Yes it's cute as hell :devil: but are these any good? Does anyone have one or can recommend another incubator I'm a COMPLETE beginner so any sage advice would be very much appreciated :2thumb:

Lucky Reptile EGG-O-BATOR - Surrey Pet Supplies


----------



## smithy73 (Aug 31, 2010)

designer incubators lol i have always made my own poly box heat matt and a stat does the job well


----------



## powerpuffruth (Apr 2, 2012)

How do i do it ? not considering breeding yet looking at next year x


----------



## powerpuffruth (Apr 2, 2012)

Also by the time I buy a pulse stat themometer and new mat i'm already looking at £40 aren't I


----------



## smithy73 (Aug 31, 2010)

powerpuffruth said:


> Also by the time I buy a pulse stat themometer and new mat i'm already looking at £40 aren't I


 yeah i know what you mean have a look on the classifieds on here you can pick up stats from about £15 depending on the stat and matts from about 6 to 7 quid each poly boxes you can pick up at local butchers ,fishmongers places like that for next to nothing


----------



## JamesJ (Apr 12, 2008)

powerpuffruth said:


> How do i do it ? not considering breeding yet looking at next year x


I made a guide here if you want to look at making your own. They arnt stupidly cheap but they are 1) cheaper than a reptile specific one, 2) can be much larger if you need it to be, I dont know what you plan to breed but a clutch of royal python eggs for example would fill most commercial incubators, 3) they tend to be much more accurate if your using a pulse proportional thermostat than the commercial bought incs :2thumb:


----------



## Umpa (Jan 17, 2010)

This is the one I just bought.
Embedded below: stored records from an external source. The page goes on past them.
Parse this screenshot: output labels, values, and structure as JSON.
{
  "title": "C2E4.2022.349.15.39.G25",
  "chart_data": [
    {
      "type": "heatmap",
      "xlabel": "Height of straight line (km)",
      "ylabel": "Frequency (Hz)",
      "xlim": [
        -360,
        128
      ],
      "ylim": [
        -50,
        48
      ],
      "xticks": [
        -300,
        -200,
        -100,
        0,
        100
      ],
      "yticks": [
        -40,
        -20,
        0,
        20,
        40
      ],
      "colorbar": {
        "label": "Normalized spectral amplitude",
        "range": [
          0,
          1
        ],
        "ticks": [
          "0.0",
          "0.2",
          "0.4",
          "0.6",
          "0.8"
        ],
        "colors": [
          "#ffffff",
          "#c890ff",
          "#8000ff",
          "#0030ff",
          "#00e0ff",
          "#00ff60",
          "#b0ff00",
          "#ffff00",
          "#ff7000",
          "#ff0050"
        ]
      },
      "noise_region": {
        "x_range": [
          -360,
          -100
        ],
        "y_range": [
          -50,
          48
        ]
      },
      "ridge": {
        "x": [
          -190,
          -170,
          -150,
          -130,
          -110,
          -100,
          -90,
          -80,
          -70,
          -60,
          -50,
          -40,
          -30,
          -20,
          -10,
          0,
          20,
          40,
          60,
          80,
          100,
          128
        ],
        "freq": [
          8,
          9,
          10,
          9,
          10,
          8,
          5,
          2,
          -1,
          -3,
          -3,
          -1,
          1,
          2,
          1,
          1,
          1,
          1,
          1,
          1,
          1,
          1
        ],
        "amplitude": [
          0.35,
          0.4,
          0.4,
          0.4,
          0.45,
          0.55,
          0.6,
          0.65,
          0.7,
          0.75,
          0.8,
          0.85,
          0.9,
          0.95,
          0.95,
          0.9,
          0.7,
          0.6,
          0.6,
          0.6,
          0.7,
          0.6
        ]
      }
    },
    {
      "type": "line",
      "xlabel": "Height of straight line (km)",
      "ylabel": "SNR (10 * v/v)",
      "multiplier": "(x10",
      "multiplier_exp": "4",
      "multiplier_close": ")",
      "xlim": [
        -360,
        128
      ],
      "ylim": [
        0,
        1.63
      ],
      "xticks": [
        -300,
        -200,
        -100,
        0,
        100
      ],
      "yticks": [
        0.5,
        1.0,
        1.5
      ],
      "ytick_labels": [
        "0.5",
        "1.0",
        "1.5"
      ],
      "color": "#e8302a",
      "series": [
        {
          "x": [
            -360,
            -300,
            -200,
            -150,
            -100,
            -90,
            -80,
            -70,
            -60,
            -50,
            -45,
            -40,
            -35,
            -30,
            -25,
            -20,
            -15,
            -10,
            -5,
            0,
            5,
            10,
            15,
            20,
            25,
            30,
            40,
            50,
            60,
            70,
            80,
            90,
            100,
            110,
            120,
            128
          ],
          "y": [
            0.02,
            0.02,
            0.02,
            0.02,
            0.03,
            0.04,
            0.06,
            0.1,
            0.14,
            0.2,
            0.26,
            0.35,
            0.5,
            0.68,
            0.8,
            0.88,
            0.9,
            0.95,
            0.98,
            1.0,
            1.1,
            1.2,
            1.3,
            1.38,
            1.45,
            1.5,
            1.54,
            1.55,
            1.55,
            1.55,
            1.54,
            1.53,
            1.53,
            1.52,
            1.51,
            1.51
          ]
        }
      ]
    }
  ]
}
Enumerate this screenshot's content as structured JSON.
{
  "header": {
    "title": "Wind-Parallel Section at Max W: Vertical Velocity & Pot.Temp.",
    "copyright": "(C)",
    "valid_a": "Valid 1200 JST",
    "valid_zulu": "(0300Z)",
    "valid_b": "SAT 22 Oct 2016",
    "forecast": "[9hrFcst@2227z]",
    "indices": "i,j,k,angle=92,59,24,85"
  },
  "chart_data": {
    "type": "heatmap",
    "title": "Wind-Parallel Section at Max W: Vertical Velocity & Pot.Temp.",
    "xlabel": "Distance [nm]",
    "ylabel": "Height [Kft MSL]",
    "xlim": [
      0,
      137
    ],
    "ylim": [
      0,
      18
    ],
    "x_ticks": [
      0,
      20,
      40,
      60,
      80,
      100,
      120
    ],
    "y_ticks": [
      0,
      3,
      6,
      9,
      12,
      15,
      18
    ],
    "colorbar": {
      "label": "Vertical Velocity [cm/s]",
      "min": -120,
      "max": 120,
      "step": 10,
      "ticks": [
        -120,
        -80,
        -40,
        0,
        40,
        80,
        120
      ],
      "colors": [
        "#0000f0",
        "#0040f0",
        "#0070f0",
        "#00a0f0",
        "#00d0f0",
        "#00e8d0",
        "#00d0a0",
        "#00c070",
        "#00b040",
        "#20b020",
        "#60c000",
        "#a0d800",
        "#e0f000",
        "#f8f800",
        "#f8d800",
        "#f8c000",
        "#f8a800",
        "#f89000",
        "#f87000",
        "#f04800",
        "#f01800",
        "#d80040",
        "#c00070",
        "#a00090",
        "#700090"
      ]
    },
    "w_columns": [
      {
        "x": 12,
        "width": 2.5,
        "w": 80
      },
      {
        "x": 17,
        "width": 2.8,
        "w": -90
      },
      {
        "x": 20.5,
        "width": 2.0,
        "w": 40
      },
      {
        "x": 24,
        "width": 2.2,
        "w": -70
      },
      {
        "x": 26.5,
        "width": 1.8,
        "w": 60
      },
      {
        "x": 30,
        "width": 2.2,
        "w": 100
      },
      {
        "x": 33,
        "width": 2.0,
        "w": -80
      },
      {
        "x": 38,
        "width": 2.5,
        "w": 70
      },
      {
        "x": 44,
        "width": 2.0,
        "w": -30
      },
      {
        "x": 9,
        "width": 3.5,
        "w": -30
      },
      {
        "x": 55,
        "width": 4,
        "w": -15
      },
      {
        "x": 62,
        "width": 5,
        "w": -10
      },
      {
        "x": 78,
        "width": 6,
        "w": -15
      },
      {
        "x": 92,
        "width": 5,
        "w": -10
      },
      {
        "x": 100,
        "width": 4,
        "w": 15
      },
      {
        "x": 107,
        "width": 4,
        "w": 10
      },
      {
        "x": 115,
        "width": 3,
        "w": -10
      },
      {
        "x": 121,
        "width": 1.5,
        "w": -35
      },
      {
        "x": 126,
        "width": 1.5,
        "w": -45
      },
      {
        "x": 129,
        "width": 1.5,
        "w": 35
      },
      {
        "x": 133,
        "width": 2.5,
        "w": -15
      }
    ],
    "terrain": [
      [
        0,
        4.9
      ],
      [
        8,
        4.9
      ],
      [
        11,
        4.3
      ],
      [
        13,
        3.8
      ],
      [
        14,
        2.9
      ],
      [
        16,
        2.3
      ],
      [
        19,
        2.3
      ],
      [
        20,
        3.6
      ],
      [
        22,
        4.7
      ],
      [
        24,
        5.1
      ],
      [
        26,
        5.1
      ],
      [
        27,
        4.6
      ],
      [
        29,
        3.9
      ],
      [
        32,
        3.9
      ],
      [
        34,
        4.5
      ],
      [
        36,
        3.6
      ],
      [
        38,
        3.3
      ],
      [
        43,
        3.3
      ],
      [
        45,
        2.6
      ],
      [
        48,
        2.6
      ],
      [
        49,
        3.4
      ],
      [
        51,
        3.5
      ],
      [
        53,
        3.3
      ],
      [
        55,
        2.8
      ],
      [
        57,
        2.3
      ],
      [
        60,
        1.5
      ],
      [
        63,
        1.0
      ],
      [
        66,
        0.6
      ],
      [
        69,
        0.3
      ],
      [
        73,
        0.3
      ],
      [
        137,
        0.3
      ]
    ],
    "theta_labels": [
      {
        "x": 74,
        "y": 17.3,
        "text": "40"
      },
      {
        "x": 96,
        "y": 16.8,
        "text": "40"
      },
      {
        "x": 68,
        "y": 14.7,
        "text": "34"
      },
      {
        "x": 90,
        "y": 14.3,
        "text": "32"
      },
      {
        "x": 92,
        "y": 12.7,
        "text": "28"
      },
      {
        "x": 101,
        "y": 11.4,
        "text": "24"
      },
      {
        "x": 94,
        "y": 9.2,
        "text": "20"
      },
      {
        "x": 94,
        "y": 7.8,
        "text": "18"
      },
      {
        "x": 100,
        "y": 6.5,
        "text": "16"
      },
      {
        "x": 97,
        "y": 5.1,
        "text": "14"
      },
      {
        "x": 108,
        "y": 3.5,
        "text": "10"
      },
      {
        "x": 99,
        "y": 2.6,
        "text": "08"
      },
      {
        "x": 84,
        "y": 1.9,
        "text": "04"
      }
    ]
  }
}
Lucky Reptile Herp Nursery II - Incubator - User reviews

Now there have been some negative reviews, but so far I'm impressed. I have a 2 batches of corn eggs in at the mo and should be ready to pop in about 30 days. 

I picked mine up for a hundred quid.


----------



## powerpuffruth (Apr 2, 2012)

Thanks for the replys guys has anyone used one of these? 

Zoo Med Reptibator Egg Incubator RI-10E - Surrey Pet Supplies 

and can you tell me how you found it


----------